The special research report on not-for-profit health care published on August 28, 2018, by Moody’s Investors Service is useful reading for all board members, not just for those who serve on the finance committee.
The special report, “Operating Pressures Persist as Growth in Expenses Exceeds Revenue,” concludes that “not-for-profit and public hospitals continue on an unsustainable path as the median annual expense growth rate continues to exceed the median annual revenue growth rate, driving the second year of significant margin contraction.” The rate of revenue growth is expected to remain pressured, notwithstanding indications that increased M&A activity will support “absolute growth.” This is due to expected decline in reimbursement increases, slower demand and growth in reimbursement from governmental payors.

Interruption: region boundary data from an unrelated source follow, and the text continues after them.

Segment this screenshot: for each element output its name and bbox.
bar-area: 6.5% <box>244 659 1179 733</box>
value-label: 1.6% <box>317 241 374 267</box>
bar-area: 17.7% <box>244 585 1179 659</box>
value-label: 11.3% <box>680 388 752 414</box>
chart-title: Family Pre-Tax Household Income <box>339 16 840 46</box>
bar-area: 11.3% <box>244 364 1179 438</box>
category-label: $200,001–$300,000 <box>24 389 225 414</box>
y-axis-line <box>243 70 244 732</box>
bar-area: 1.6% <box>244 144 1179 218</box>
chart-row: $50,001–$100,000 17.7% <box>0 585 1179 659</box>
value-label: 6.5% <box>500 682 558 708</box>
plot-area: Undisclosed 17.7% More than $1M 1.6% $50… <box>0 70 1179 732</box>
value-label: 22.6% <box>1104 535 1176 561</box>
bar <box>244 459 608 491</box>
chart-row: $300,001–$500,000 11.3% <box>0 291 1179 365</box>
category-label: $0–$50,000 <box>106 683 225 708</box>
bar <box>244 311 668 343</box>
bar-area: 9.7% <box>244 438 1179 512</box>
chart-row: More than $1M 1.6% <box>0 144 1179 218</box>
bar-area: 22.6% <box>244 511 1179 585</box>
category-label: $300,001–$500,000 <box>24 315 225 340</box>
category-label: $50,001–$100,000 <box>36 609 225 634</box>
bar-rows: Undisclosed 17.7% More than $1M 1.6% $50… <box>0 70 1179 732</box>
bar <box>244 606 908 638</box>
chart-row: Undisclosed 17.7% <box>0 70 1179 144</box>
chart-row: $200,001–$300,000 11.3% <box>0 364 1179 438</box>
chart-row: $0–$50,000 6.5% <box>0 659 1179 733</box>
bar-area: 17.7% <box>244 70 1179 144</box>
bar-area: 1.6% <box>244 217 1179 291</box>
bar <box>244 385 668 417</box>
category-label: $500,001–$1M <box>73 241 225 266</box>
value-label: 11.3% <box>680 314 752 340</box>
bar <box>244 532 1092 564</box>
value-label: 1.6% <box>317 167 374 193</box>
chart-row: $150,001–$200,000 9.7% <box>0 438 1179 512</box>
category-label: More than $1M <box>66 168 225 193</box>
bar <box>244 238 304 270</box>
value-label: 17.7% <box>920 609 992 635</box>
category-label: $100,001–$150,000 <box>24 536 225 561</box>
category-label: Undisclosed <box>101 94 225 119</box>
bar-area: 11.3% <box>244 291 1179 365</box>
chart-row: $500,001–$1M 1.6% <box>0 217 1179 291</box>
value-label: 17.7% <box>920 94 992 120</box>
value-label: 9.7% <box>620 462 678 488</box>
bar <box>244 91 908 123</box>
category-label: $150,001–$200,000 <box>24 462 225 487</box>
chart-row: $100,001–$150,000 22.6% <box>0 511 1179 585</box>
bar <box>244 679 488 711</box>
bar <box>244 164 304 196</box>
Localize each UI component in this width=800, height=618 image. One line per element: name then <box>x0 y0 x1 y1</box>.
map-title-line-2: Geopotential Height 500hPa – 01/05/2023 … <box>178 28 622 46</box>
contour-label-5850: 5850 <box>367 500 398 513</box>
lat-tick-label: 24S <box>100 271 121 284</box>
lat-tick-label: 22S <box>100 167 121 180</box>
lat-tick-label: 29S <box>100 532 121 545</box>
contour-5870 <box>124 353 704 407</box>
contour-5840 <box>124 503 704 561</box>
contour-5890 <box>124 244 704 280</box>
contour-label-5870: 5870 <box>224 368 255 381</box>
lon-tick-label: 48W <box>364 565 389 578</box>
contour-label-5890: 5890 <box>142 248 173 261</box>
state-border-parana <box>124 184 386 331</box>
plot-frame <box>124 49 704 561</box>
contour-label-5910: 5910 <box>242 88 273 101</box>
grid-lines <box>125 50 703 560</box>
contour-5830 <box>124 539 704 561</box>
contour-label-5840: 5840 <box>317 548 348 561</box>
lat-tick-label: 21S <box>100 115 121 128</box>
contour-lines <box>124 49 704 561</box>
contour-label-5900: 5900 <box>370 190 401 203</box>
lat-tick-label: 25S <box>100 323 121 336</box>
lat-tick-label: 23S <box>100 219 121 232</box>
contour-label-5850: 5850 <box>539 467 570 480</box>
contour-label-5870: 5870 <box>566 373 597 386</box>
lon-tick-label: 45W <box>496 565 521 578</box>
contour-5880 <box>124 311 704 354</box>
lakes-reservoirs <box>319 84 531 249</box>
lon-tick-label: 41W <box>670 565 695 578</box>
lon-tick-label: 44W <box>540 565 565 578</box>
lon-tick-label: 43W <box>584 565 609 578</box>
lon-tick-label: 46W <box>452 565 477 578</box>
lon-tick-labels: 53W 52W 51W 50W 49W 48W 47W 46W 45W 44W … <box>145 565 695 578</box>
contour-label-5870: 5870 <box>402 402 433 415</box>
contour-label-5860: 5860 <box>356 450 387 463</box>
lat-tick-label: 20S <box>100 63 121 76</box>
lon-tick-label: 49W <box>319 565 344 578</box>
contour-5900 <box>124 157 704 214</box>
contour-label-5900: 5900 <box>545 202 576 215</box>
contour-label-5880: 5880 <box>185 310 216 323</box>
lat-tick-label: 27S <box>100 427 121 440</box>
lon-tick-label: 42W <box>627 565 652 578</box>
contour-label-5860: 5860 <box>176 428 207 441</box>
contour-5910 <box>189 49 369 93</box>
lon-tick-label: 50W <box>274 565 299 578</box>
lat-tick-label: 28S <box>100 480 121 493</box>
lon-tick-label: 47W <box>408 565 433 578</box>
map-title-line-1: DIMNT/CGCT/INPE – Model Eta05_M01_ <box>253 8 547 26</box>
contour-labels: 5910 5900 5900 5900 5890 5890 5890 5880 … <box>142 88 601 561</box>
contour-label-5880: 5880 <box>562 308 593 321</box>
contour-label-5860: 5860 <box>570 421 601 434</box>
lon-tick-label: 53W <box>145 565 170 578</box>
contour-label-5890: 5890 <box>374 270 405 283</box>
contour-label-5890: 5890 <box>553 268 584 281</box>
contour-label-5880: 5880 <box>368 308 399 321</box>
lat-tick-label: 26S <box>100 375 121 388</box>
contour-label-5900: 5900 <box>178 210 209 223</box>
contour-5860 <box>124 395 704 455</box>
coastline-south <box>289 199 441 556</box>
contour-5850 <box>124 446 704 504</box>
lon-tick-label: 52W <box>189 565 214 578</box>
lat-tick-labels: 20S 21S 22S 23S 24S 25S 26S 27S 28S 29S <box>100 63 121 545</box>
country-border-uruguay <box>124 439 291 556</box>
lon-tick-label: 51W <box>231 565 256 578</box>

Greater dependence will be placed on investment income, revenue cycle management and cost reduction strategies.
Not all directors are expected to be financial experts to any degree, and there is no expectation that the entire board be familiar with the financial detail typically contained in special reports from credit ratings and other investor service firms. But as financial stewards of the organization, the entire board (not just the financial committee) should be briefed on conclusions and projections contained in well-prepared reports from reliable industry experts such as Moody’s. This is particularly the case when the report reflects financially significant trends and developments.
It is certainly acceptable that the CFO summarize such conclusions and projections for the full board, in an understandable manner. Such information is often best provided in the broader strategic and competitive context—i.e., increasing pressures on the inpatient hospital model, and the fact that competing for-profit and nonprofit hospitals are similarly affected by these trends.